Name

LOCK Lock a table.

Synopsis

LOCK TABLE <name> [, ...] IN <lockmode> MODE [ NOWAIT ]

Where lockmode is one of:

ROW SHARE | ROW EXCLUSIVE | SHARE | SHARE ROW EXCLUSIVE | EXCLUSIVE

Description

LOCK TABLE obtains a table-level lock, waiting if necessary for any conflicting locks to be released. If you specify NOWAIT, LOCK TABLE doesn't wait to acquire the desired lock. If the lock can't be acquired immediately, the command is aborted and an error occurs. Once obtained, the lock is held for the remainder of the current transaction. There's no UNLOCK TABLE command; locks are always released at transaction end.

When acquiring locks for commands that reference tables, EDB Postgres Advanced Server always uses the least restrictive lock mode possible. LOCK TABLE provides for cases when you might need more restrictive locking. For example, suppose an application runs a transaction at the isolation level read committed and needs to ensure that data in a table remains stable for the rest of the transaction. To achieve this, you can obtain SHARE lock mode over the table before querying. This approach prevents concurrent data changes and ensures subsequent reads of the table see a stable view of committed data. That's because SHARE lock mode conflicts with the ROW EXCLUSIVE lock acquired by writers, and your LOCK TABLE name IN SHARE MODE statement waits until any concurrent holders of ROW EXCLUSIVE mode locks commit or roll back. Thus, once you obtain the lock, there are no uncommitted writes outstanding, and none can begin until you release the lock.

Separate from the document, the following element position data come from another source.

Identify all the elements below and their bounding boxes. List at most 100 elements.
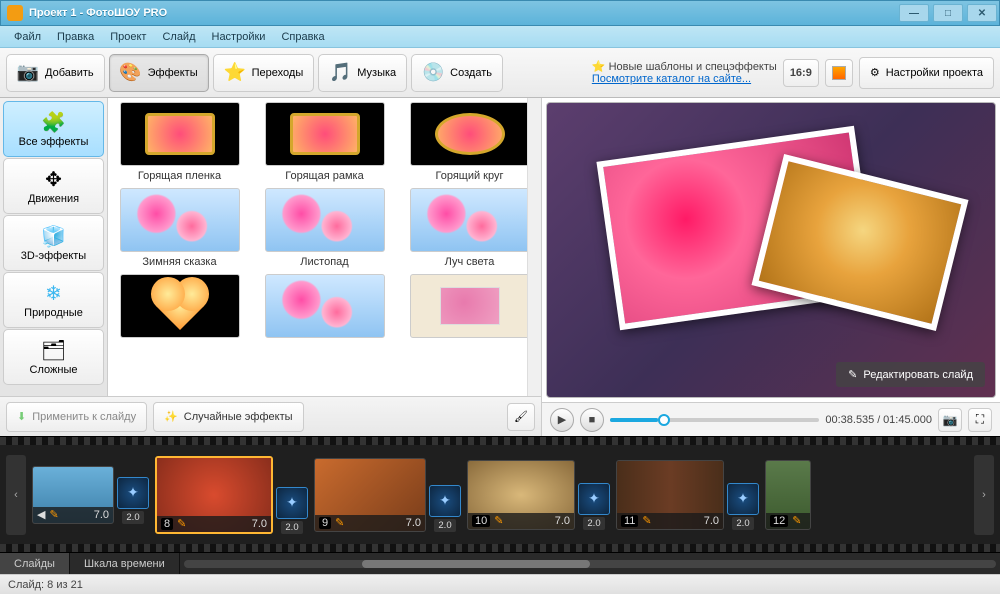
effect-item[interactable] bbox=[402, 274, 537, 342]
category-nature[interactable]: ❄Природные bbox=[3, 272, 104, 328]
create-button[interactable]: 💿 Создать bbox=[411, 54, 503, 92]
effect-item[interactable]: Горящая пленка bbox=[112, 102, 247, 182]
effects-button[interactable]: 🎨 Эффекты bbox=[109, 54, 209, 92]
slide-footer: 11✎7.0 bbox=[617, 513, 723, 529]
brush-button[interactable]: 🖌 bbox=[507, 403, 535, 431]
film-strip-decoration bbox=[0, 437, 1000, 445]
menu-file[interactable]: Файл bbox=[6, 29, 49, 45]
background-icon bbox=[832, 66, 846, 80]
music-button[interactable]: 🎵 Музыка bbox=[318, 54, 407, 92]
effects-scrollbar[interactable] bbox=[527, 98, 541, 396]
apply-label: Применить к слайду bbox=[32, 411, 136, 423]
transition-item[interactable]: ✦2.0 bbox=[429, 485, 461, 532]
tab-timeline[interactable]: Шкала времени bbox=[70, 553, 180, 574]
effect-label: Зимняя сказка bbox=[142, 256, 216, 268]
maximize-button[interactable]: □ bbox=[933, 4, 963, 22]
status-text: Слайд: 8 из 21 bbox=[8, 579, 83, 591]
timeline-prev-button[interactable]: ‹ bbox=[6, 455, 26, 535]
transition-item[interactable]: ✦2.0 bbox=[578, 483, 610, 530]
effects-pane: 🧩Все эффекты ✥Движения 🧊3D-эффекты ❄Прир… bbox=[0, 98, 542, 436]
aspect-ratio-button[interactable]: 16:9 bbox=[783, 59, 819, 87]
fullscreen-button[interactable]: ⛶ bbox=[968, 408, 992, 432]
transition-thumbnail: ✦ bbox=[276, 487, 308, 519]
timeline-slide[interactable]: 10✎7.0✦2.0 bbox=[467, 460, 610, 530]
edit-slide-button[interactable]: ✎Редактировать слайд bbox=[836, 362, 985, 387]
slide-footer: 8✎7.0 bbox=[157, 516, 271, 532]
effect-item[interactable]: Листопад bbox=[257, 188, 392, 268]
menu-project[interactable]: Проект bbox=[102, 29, 154, 45]
apply-to-slide-button[interactable]: ⬇Применить к слайду bbox=[6, 402, 147, 432]
menu-slide[interactable]: Слайд bbox=[154, 29, 203, 45]
cat-label: Природные bbox=[24, 307, 83, 319]
category-complex[interactable]: 🗂Сложные bbox=[3, 329, 104, 385]
effect-label: Луч света bbox=[445, 256, 495, 268]
transition-item[interactable]: ✦2.0 bbox=[117, 477, 149, 524]
effects-grid: Горящая пленка Горящая рамка Горящий круг З… bbox=[108, 98, 541, 396]
transitions-label: Переходы bbox=[252, 67, 304, 79]
preview-viewport: ✎Редактировать слайд bbox=[546, 102, 996, 398]
effect-item[interactable]: Зимняя сказка bbox=[112, 188, 247, 268]
add-button[interactable]: 📷 Добавить bbox=[6, 54, 105, 92]
slide-thumbnail: 10✎7.0 bbox=[467, 460, 575, 530]
slide-footer: ◀✎7.0 bbox=[33, 507, 113, 523]
slide-thumbnail: 8✎7.0 bbox=[155, 456, 273, 534]
promo-link[interactable]: Посмотрите каталог на сайте... bbox=[592, 73, 751, 85]
pencil-icon: ✎ bbox=[848, 368, 857, 381]
category-3d[interactable]: 🧊3D-эффекты bbox=[3, 215, 104, 271]
timeline-slide[interactable]: 8✎7.0 ✦2.0 bbox=[155, 456, 308, 534]
close-button[interactable]: ✕ bbox=[967, 4, 997, 22]
timeline-slide[interactable]: 12✎ bbox=[765, 460, 811, 530]
effect-label: Горящий круг bbox=[435, 170, 503, 182]
effect-label: Горящая пленка bbox=[138, 170, 221, 182]
timeline-slide[interactable]: ◀✎7.0✦2.0 bbox=[32, 466, 149, 524]
menu-settings[interactable]: Настройки bbox=[204, 29, 274, 45]
promo-line1: Новые шаблоны и спецэффекты bbox=[609, 61, 777, 73]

To achieve a similar effect when running a transaction at the isolation level serializable, you have to execute the LOCK TABLE statement before executing any data modification statement. A serializable transaction’s view of data is frozen when its first data modification statement begins. A later LOCK TABLE still prevents concurrent writes, but it won’t ensure that what the transaction reads corresponds to the latest committed values.

If a transaction of this sort changes the data in the table, then use SHARE ROW EXCLUSIVE lock mode instead of SHARE mode.

This approach ensures that only one transaction of this type runs at a time. Without this, a deadlock is possible: two transactions might both acquire SHARE mode and then be unable to also acquire ROW EXCLUSIVE mode to perform their updates. A transaction’s own locks never conflict, so a transaction can acquire ROW EXCLUSIVE mode when it holds SHARE mode but not if anyone else holds SHARE mode.

To avoid deadlocks, make sure all transactions acquire locks on the same objects in the same order. If multiple lock modes are involved for a single object, then always have transactions acquire the most restrictive mode first.

Parameters

name

The name (optionally schema-qualified) of an existing table to lock.

The command LOCK TABLE a, b; is equivalent to LOCK TABLE a; LOCK TABLE b. The tables are locked one by one in the order specified in the LOCK TABLE command.

lockmode

Specifies the locks this lock conflicts with.

If you don't specify a lock mode, then the server uses the most restrictive mode: ACCESS EXCLUSIVE. ACCESS EXCLUSIVE isn't compatible with Oracle databases. In EDB Postgres Advanced Server, this configuration mode ensures that no other transaction can access the locked table.

NOWAIT

Specifies for LOCK TABLE not to wait for any conflicting locks to be released. If you can't immediately acquire the specified lock without waiting, the transaction is aborted.

Notes

All forms of LOCK require UPDATE or DELETE privileges.

LOCK TABLE is useful only inside a transaction block since the lock is dropped as soon as the transaction ends. A LOCK TABLE command appearing outside any transaction block forms a self-contained transaction, so the lock is dropped as soon as you obtain it.

LOCK TABLE deals only with table-level locks, and so the mode names involving ROW are all misnomers. These mode names are generally read as indicating the intention of the user to acquire row-level locks in the locked table. Also, ROW EXCLUSIVE mode is a sharable table lock. Keep in mind that all the lock modes have identical semantics as far as LOCK TABLE is concerned, differing only in the rules about the modes that conflict with each other.